Hundreds of thousands tune in to livestream of obscure committee markup for Save the Internet Act

More than 300,000 people watched the livestream of the House Subcommittee on Communications and Technology’s markup and vote on the Save the Internet Act (HR 1644) today, flooding lawmakers with phone calls, tweets, and emails in support of the bill that restores net neutrality.

The eruption of grassroots support had an impact, and the bill passed the subcommittee vote without issue, despite attempts by telecom-backed lawmakers to gut the legislation with amendments that would have added major loopholes for ISP abuses. In the end, only one amendment was introduced, and it was withdrawn after pushback from the majority, emboldened by the swell in activism.

Digital rights group Fight for the Future helped garner massive online attention on what would have otherwise been a relatively obscure procedural vote. The group, which has led many of the largest online protests in history, built a simple widget that allowed any website to display the livestream and a link to take action on their homepage. Major web platforms like Etsy, Tumblr, Twitter, Github, Private Internet Access, Pornhub, BoingBoing and dozens of grassroots organizations helped sound the alarm.
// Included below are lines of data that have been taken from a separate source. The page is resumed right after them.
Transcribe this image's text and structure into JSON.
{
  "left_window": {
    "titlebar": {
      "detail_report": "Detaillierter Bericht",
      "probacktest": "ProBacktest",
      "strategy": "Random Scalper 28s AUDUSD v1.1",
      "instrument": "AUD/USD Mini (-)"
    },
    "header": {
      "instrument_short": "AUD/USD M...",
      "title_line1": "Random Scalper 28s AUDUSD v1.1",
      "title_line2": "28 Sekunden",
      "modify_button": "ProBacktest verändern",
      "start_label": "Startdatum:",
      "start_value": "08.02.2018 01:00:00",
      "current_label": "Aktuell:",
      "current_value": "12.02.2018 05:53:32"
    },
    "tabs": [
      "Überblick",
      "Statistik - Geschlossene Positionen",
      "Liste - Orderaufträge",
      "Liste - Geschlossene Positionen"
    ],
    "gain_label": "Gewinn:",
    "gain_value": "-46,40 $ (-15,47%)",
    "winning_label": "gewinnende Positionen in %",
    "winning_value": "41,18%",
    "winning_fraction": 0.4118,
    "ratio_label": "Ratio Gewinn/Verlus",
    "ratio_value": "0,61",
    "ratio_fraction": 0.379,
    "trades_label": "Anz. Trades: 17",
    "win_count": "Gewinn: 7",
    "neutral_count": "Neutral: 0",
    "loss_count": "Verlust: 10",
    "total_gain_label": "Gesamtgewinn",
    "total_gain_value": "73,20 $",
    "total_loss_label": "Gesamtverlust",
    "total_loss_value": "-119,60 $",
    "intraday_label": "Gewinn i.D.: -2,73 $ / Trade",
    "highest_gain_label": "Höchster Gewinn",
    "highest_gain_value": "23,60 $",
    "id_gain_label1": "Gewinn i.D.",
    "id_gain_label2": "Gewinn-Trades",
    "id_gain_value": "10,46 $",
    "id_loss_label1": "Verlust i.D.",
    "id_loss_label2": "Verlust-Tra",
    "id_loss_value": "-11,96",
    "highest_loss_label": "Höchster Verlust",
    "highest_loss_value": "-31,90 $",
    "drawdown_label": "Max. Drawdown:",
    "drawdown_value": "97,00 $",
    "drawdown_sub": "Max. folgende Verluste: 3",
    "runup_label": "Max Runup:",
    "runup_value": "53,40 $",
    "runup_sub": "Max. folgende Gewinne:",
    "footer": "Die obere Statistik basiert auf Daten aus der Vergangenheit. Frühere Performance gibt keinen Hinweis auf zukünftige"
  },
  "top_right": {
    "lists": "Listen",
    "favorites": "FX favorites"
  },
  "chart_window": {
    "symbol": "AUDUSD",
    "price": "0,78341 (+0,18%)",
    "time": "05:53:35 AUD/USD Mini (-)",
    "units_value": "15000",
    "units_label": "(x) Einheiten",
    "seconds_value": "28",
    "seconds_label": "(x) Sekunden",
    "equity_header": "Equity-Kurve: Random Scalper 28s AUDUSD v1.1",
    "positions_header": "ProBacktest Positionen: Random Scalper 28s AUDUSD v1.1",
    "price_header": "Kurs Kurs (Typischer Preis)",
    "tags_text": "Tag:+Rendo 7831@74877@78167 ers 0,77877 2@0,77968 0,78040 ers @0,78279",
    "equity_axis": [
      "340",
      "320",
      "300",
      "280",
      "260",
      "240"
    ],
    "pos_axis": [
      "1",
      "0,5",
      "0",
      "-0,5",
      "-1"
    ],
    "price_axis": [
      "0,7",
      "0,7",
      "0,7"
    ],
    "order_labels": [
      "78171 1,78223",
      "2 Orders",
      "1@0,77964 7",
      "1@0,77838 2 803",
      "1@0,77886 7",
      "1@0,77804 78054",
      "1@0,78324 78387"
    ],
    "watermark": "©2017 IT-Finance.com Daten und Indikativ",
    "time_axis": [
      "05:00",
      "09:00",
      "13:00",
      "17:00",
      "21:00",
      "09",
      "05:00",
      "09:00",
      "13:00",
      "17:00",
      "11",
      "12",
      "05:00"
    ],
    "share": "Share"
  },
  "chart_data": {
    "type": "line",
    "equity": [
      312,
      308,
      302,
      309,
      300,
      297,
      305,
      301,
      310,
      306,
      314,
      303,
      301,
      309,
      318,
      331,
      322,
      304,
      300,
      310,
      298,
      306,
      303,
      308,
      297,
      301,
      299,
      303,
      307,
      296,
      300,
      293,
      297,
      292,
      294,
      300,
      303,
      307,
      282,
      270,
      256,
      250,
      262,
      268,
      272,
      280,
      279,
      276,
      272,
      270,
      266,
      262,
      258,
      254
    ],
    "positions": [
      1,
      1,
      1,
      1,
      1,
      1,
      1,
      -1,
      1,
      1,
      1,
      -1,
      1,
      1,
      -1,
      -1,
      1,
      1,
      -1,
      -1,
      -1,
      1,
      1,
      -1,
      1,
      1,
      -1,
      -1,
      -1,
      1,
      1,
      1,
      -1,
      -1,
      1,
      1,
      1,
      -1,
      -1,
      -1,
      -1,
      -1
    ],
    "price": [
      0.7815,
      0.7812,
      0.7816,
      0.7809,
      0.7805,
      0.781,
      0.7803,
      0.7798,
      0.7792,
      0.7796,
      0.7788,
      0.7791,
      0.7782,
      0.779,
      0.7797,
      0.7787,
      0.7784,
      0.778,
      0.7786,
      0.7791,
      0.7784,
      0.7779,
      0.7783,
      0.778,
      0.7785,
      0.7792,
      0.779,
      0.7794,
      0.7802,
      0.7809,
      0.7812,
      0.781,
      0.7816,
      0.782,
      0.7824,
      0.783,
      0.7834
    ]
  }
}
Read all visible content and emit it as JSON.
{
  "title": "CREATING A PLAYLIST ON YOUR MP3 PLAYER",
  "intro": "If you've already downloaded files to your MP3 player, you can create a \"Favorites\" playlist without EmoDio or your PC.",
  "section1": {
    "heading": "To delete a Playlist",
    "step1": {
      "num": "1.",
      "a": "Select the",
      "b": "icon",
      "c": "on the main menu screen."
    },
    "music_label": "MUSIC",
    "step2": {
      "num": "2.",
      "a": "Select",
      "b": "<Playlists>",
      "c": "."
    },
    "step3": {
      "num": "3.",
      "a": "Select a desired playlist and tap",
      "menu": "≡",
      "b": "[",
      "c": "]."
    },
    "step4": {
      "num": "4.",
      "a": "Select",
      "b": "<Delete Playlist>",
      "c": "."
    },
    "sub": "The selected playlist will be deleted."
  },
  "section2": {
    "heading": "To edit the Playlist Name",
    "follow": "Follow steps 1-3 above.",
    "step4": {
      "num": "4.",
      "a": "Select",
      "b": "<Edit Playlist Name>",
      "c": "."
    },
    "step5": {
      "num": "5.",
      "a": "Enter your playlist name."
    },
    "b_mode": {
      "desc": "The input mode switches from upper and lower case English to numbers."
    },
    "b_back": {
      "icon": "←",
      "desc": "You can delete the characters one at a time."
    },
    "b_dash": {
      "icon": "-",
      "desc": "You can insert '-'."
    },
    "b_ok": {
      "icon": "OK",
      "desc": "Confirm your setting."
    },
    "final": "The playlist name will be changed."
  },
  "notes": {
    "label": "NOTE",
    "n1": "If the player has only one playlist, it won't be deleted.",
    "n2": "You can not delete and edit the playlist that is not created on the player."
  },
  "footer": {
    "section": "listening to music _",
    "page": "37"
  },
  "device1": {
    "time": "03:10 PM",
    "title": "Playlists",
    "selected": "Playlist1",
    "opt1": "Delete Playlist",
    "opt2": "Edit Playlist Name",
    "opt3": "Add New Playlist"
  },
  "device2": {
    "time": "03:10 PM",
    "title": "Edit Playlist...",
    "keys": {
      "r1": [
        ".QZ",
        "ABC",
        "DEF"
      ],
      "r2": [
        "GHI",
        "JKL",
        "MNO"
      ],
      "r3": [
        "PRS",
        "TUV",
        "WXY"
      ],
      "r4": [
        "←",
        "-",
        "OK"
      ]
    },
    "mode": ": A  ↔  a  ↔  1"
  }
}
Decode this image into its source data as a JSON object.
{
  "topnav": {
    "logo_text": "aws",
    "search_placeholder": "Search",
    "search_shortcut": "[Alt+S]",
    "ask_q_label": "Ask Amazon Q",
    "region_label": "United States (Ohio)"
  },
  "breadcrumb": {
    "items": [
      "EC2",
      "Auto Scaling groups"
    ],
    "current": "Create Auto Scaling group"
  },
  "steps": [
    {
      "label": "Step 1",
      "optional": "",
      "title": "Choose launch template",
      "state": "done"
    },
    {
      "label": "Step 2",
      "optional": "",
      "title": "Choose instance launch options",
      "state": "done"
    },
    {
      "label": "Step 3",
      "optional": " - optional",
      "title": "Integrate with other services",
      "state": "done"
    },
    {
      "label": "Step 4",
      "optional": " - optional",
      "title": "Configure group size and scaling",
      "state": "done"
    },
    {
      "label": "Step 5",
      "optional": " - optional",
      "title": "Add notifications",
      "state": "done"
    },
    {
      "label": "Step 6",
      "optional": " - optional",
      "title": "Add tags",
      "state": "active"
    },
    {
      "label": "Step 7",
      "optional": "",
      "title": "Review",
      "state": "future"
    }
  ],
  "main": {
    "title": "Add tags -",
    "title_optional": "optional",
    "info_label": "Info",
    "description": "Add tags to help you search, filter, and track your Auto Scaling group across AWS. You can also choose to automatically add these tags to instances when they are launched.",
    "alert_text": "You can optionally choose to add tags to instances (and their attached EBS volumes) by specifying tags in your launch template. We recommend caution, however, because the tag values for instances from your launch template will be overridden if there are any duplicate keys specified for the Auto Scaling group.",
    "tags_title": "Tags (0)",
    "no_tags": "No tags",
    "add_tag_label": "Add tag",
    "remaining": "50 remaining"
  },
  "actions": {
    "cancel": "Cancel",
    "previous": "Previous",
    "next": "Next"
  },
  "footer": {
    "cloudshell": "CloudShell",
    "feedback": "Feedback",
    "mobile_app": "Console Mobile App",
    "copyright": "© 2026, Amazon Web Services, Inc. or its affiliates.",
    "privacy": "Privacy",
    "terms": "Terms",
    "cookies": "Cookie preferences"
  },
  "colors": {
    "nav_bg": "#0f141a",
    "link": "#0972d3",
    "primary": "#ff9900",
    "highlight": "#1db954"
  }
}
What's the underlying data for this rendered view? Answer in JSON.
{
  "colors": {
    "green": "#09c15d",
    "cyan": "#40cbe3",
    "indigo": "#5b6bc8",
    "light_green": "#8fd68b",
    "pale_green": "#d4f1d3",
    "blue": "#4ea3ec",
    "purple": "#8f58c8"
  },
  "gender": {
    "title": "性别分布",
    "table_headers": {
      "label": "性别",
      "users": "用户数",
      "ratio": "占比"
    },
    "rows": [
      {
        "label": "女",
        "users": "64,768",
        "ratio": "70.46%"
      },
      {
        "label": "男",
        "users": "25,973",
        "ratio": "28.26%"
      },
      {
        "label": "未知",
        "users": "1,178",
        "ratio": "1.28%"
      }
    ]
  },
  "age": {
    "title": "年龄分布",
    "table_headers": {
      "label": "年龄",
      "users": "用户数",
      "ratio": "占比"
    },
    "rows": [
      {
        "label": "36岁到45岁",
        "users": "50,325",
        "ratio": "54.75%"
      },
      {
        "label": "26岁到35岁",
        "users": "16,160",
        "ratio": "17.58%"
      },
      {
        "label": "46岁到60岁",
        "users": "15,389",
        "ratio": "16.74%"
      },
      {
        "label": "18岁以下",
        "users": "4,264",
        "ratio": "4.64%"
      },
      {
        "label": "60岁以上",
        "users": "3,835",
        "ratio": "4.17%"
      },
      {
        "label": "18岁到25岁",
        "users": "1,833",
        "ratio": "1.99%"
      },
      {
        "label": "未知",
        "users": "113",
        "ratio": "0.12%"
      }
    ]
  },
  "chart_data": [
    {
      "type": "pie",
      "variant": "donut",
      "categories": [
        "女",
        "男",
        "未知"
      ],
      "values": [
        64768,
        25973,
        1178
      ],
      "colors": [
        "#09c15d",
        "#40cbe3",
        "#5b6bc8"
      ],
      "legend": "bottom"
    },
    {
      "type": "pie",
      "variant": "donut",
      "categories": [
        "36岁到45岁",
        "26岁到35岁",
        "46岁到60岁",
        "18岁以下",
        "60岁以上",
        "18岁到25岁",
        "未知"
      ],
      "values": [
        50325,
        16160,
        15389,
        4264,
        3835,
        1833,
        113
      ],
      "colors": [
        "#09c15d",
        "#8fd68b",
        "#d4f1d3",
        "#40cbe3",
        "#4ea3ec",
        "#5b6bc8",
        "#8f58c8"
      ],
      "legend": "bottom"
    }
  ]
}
At one point nearly 40,000 people were simultaneously watching Fight for the Future’s mirror of the House.gov livestream, which crashed several times because so many Internet users were tuning in. The live counter eventually broke, but Vimeo showed that more than 300,000 had tuned in.

“Net neutrality is coming back with a vengeance,” said Evan Greer, deputy director of Fight for the Future (pronouns: she/her). “Politicians are slowly learning that they can’t get away with shilling for big telecom anymore. We’re harnessing the power of the Internet to save it, and any lawmaker who stands in our way will soon face the wrath of their constituents, who overwhelmingly want lawmakers to restore these basic protections. The Save the Internet Act is a straightforward bill that basically says what the entire Internet public is thinking. It sends Ajit Pai packing and keeps the Internet awesome. Lawmakers should pass it as soon as possible.”

The bill will head next to a full House Energy and Commerce Committee markup, and is expected to come up for a floor vote in April.